Good day everyone
At the moment I am attempting to write code in R to calculate the following.
$$ \tau_{k j}^{(m)}=\frac{\pi_{k}^{(m)} f_{k}\left(x_{j} ; \theta_{k}^{(m)}\right)}{f\left(x_{j} ; \Theta^{(m)}\right)}=\frac{\pi_{k}^{(m)} f_{k}\left(x_{j} ; \theta_{k}^{(m)}\right)}{\sum_{k=1}^{K} \pi_{k}^{(m)} f_{k}\left(x_{j} ; \theta_{k}^{(m)}\right)} $$
$f_k$ is defined as follow $$ f_{k}\left(x ; \theta_{k}\right)=\frac{1}{(2 \pi)^{P / 2}|V|} \exp \left(-\frac{1}{2}\left(x-\mu_{k}\right)^{\prime} V^{-1}\left(x-\mu_{k}\right)\right), $$ where $V=\operatorname{diag}\left(\sigma_{1}, \sigma_{2}, \ldots, \sigma_{P}\right)$, and $|V|=\prod_{p=1}^{P} \sigma_{p} .$
$j$ is the number of observation, $j=1,....100$
$k$ is the number of clusters, $k=1,2$
$p$ is the number of variables, $p=1,...,1000$
Below is the code for what I have done so far
#packeges
library(reticulate)
library(ggplot2)
library(mvtnorm)
library(matlib)
############## Simulate the data #############
c1 <- 85
c2 <- 15
n=100 # observations (85 in c1 and 15 in c2)
inf <- 150
uninf <- 850
p <- 1000 # variables
#150 informative variables and 850 uninformative
# first 150: for c1 from N(0,1) and c2 from N(1.5,1)

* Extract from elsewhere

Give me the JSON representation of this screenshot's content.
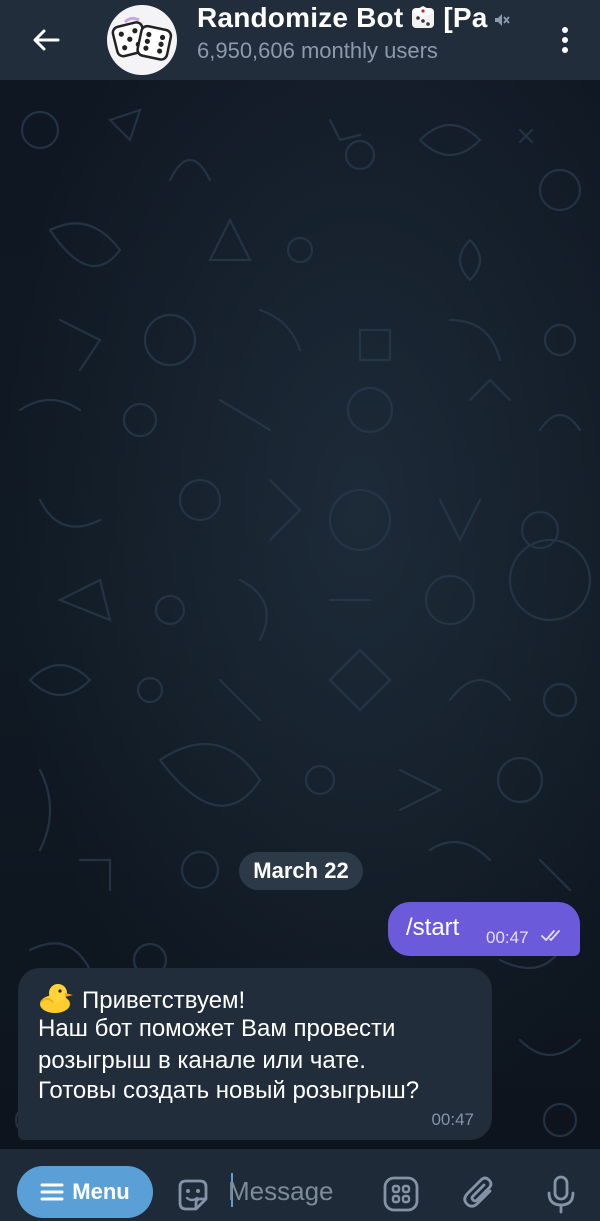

# last 850 from N(0,1) for all n=100
Data <- matrix(0,n,p)
for (i in 1:inf) {
Data[1:c1,i] <- rnorm(c1,0,1)
Data[(c1+1):n,i] <- rnorm(c2,5,1)
}
for (i in (inf+1):p) {
Data[,i] <- rnorm(n,0,1)
}
# #STANDARDIZE YOUR DATA
df = as.data.frame(Data)
funs <- function(x) { c(scl=scale(x))}
Data <- sapply(df, funs)
############# Step 1#############
#Initialize values
k <- 2 #There are K clusters
pi_vec <- matrix(c(0.7,0.3),1,k)
lambda <- 1.5
df = as.data.frame(Data)
funs <- function(x) { c(var=var(x))}
col_var <- sapply(df, funs)
V <- diag(col_var)
#mean
mu <- matrix(rnorm((p*k),0,1),p,k,byrow = FALSE)
############# Step 2#############
#E-STEP
top_posterior = numeric(0)
for(j in 1:k){
top_posterior = cbind(top_posterior,pi_vec[j]*dmvnorm(Data,mu[,j],V))
}
tau_kj = top_posterior/rowSums(top_posterior)
Problem is all the values in my top_posterior
variable are 0. I'm pretty sure this is because the multivariate normal has such a high dimension that all the values generated by dmvnorm
are so small that r simply cannot store it, and hence makes it 0.
Here is what I've tried so far.
- I tried calculating $log(\tau_{k j}^{(m)})$ but I still run into problems when calculating the denominator because I have $ log(\sum_{k=1}^{K} \pi_{k}^{(m)} f_{k}\left(x_{j} ; \theta_{k}^{(m)}\right))$ and $ f_{k}\left(x_{j} ; \theta_{k}^{(m)}\right) $ still causes and underflow issue.
- Also tried just taking $log(f_{k}\left(x; \theta_{k}\right))$ but once again the denominator causes a problem since I have to take the exponential again before summing and so this causes yet another underflow issue.
It seems the denominator is really making life difficult for me. Am I missing something here? Any help would be greatly appreciated.